Golenkinia is a genus of green algae first described in 1894 by Robert Chodat. The genus is named for the Russian phycologist Mikhail Iljitsch Golenkin. Golenkinia species live in fresh water (including bodies of black water such as Winyah Bay) and are found around the world.

== Description ==
Members of Golenkinia are spherical unicellular organisms with numerous radiating spines. They contain a single walled cup-shaped chloroplast, which in turn contains a pyrenoid in its base. The pyrenoid is typically sheathed in starch. The pyrenoid is usually reniform, which distinguishes them from members of the similar and taxonomically-confused genus Golenkiniopsis.
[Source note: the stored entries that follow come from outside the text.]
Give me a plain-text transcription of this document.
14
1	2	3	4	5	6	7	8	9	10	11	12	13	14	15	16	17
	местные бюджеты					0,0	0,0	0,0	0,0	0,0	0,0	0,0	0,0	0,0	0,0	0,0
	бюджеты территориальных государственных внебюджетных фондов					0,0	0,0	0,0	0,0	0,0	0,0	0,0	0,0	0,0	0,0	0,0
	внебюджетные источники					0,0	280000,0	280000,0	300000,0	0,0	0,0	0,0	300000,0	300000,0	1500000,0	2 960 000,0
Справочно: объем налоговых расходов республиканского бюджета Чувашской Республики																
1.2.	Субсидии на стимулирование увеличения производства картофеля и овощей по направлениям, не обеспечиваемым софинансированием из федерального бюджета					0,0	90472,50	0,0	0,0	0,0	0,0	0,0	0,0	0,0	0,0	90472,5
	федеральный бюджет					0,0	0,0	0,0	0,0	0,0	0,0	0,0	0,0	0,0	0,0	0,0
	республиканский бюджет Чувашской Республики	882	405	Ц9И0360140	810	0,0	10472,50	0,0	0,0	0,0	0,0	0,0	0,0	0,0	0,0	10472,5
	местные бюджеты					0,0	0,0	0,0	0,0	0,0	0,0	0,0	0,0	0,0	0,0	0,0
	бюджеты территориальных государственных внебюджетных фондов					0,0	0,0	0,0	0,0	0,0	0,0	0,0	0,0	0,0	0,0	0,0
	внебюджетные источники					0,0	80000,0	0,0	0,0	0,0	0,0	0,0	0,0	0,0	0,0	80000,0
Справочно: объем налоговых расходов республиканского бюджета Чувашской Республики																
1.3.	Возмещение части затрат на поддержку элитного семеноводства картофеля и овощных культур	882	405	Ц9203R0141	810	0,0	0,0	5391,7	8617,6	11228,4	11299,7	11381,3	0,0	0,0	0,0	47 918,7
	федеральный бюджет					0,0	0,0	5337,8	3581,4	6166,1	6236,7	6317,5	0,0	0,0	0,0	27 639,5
Species of Golenkinia are typically solitary and do not form colonies or coenobia except under laboratory conditions. Their slender spines may become entangled, creating the false impression that the algae have formed a colony.

== Taxonomic status ==
The precise taxonomic status of Golenkinia is somewhat unclear due to the large number of revisions it has undergone. It has traditionally been classed with other round, spine-bearing green algae, many of which are now assigned to the class Trebouxiophyceae.
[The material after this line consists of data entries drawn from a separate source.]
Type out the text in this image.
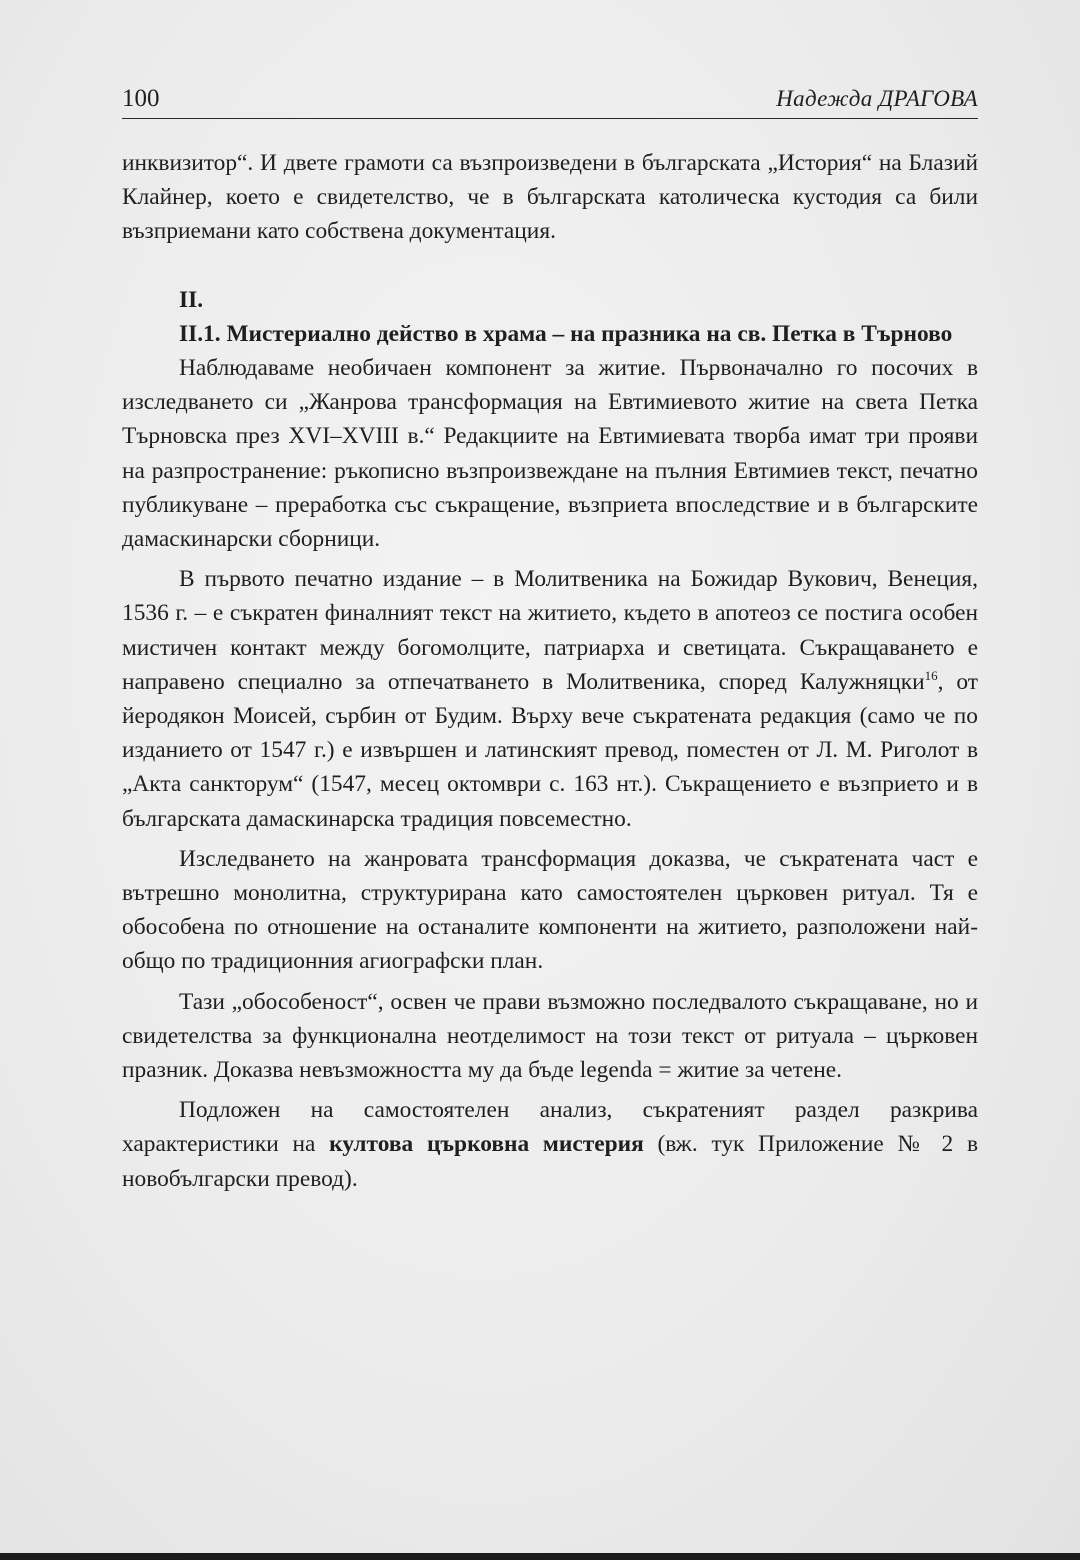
100	Надежда ДРАГОВА

инквизитор“. И двете грамоти са възпроизведени в българската „История“ на Блазий Клайнер, което е свидетелство, че в българската католическа кустодия са били възприемани като собствена документация.

II.

II.1. Мистериално действо в храма – на празника на св. Петка в Търново

Наблюдаваме необичаен компонент за житие. Първоначално го посочих в изследването си „Жанрова трансформация на Евтимиевото житие на света Петка Търновска през XVI–XVIII в.“ Редакциите на Евтимиевата творба имат три прояви на разпространение: ръкописно възпроизвеждане на пълния Евтимиев текст, печатно публикуване – преработка със съкращение, възприета впоследствие и в българските дамаскинарски сборници.

В първото печатно издание – в Молитвеника на Божидар Вукович, Венеция, 1536 г. – е съкратен финалният текст на житието, където в апотеоз се постига особен мистичен контакт между богомолците, патриарха и светицата. Съкращаването е направено специално за отпечатването в Молитвеника, според Калужняцки$^{16}$, от йеродякон Моисей, сърбин от Будим. Върху вече съкратената редакция (само че по изданието от 1547 г.) е извършен и латинският превод, поместен от Л. М. Риголот в „Акта санкторум“ (1547, месец октомври с. 163 нт.). Съкращението е възприето и в българската дамаскинарска традиция повсеместно.

Изследването на жанровата трансформация доказва, че съкратената част е вътрешно монолитна, структурирана като самостоятелен църковен ритуал. Тя е обособена по отношение на останалите компоненти на житието, разположени най-общо по традиционния агиографски план.

Тази „обособеност“, освен че прави възможно последвалото съкращаване, но и свидетелства за функционална неотделимост на този текст от ритуала – църковен празник. Доказва невъзможността му да бъде legenda = житие за четене.

Подложен на самостоятелен анализ, съкратеният раздел разкрива характеристики на култова църковна мистерия (вж. тук Приложение № 2 в новобългарски превод).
In 1982, Hanuš Ettl and Jiří Komárek placed Golenkinia with Chlorotetraedron and Polyedriopsis in the family Neochloridaceae, under the order Sphaeropleales. In 1983, Komárek and Bohuslav Fott created the family Golenkiniaceae to contain unicellular algae with round cells that had spines on the cell wall. The genera Golenkinia and Polyedriopsis were placed within it.

Subsequent analysis of 18S rDNA in 2003 has found that Golenkinia and Polyedriopsis are not in fact closely related. The same research assigned Golenkinia to the order Chlamydomonadales.
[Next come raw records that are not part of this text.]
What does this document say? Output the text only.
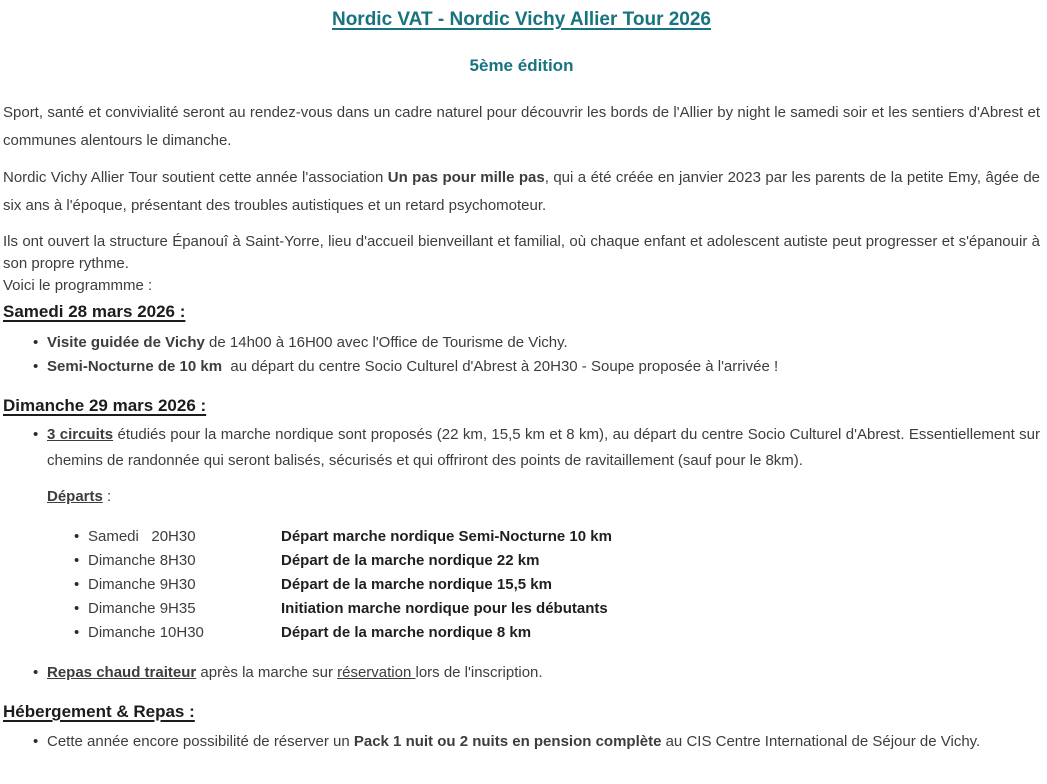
Nordic VAT - Nordic Vichy Allier Tour 2026
5ème édition

Sport, santé et convivialité seront au rendez-vous dans un cadre naturel pour découvrir les bords de l'Allier by night le samedi soir et les sentiers d'Abrest et communes alentours le dimanche.

Nordic Vichy Allier Tour soutient cette année l'association Un pas pour mille pas, qui a été créée en janvier 2023 par les parents de la petite Emy, âgée de six ans à l'époque, présentant des troubles autistiques et un retard psychomoteur.

Ils ont ouvert la structure Épanouî à Saint-Yorre, lieu d'accueil bienveillant et familial, où chaque enfant et adolescent autiste peut progresser et s'épanouir à son propre rythme.

Voici le programmme :

Samedi 28 mars 2026 :
• Visite guidée de Vichy de 14h00 à 16H00 avec l'Office de Tourisme de Vichy.
• Semi-Nocturne de 10 km  au départ du centre Socio Culturel d'Abrest à 20H30 - Soupe proposée à l'arrivée !
Dimanche 29 mars 2026 :
• 3 circuits étudiés pour la marche nordique sont proposés (22 km, 15,5 km et 8 km), au départ du centre Socio Culturel d'Abrest. Essentiellement sur chemins de randonnée qui seront balisés, sécurisés et qui offriront des points de ravitaillement (sauf pour le 8km).

Départs :

• Samedi   20H30	Départ marche nordique Semi-Nocturne 10 km
• Dimanche 8H30	Départ de la marche nordique 22 km
• Dimanche 9H30	Départ de la marche nordique 15,5 km
• Dimanche 9H35	Initiation marche nordique pour les débutants
• Dimanche 10H30	Départ de la marche nordique 8 km
• Repas chaud traiteur après la marche sur réservation lors de l'inscription.
Hébergement & Repas :
• Cette année encore possibilité de réserver un Pack 1 nuit ou 2 nuits en pension complète au CIS Centre International de Séjour de Vichy.
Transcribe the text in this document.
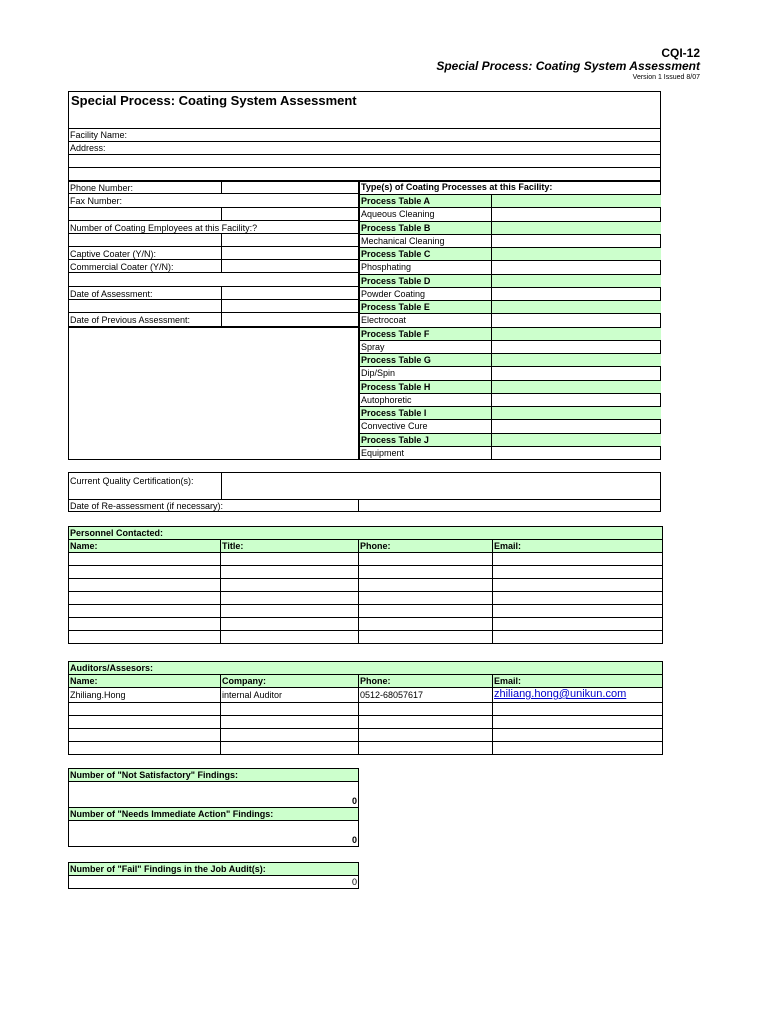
CQI-12
Special Process: Coating System Assessment
Version 1 Issued 8/07
Special Process: Coating System Assessment
Facility Name:
Address:
Phone Number:
Fax Number:
Number of Coating Employees at this Facility:?
Captive Coater (Y/N):
Commercial Coater (Y/N):
Date of Assessment:
Date of Previous Assessment:
Type(s) of Coating Processes at this Facility:
Process Table A
Aqueous Cleaning
Process Table B
Mechanical Cleaning
Process Table C
Phosphating
Process Table D
Powder Coating
Process Table E
Electrocoat
Process Table F
Spray
Process Table G
Dip/Spin
Process Table H
Autophoretic
Process Table I
Convective Cure
Process Table J
Equipment
Current Quality Certification(s):
Date of Re-assessment (if necessary):
Personnel Contacted:			
Name:	Title:	Phone:	Email:

Auditors/Assesors:			
Name:	Company:	Phone:	Email:
Zhiliang.Hong	internal Auditor	0512-68057617	zhiliang.hong@unikun.com

Number of "Not Satisfactory" Findings:
0
Number of "Needs Immediate Action" Findings:
0
Number of "Fail" Findings in the Job Audit(s):
0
Further analysis in 2015 found that Golenkinia was loosely related to Jenufa and Treubaria, all together possibly representing a branch in Chlamydomonadales that would be a sister clade to order Sphaeropleales. This proposed clade remains unnamed, and its taxonomy is still not completely clear, despite further rDNA analysis performed in 2017.

Because of the frequent changes to its classification, some databases still show Golenkinia belonging to Golenkiniaceae.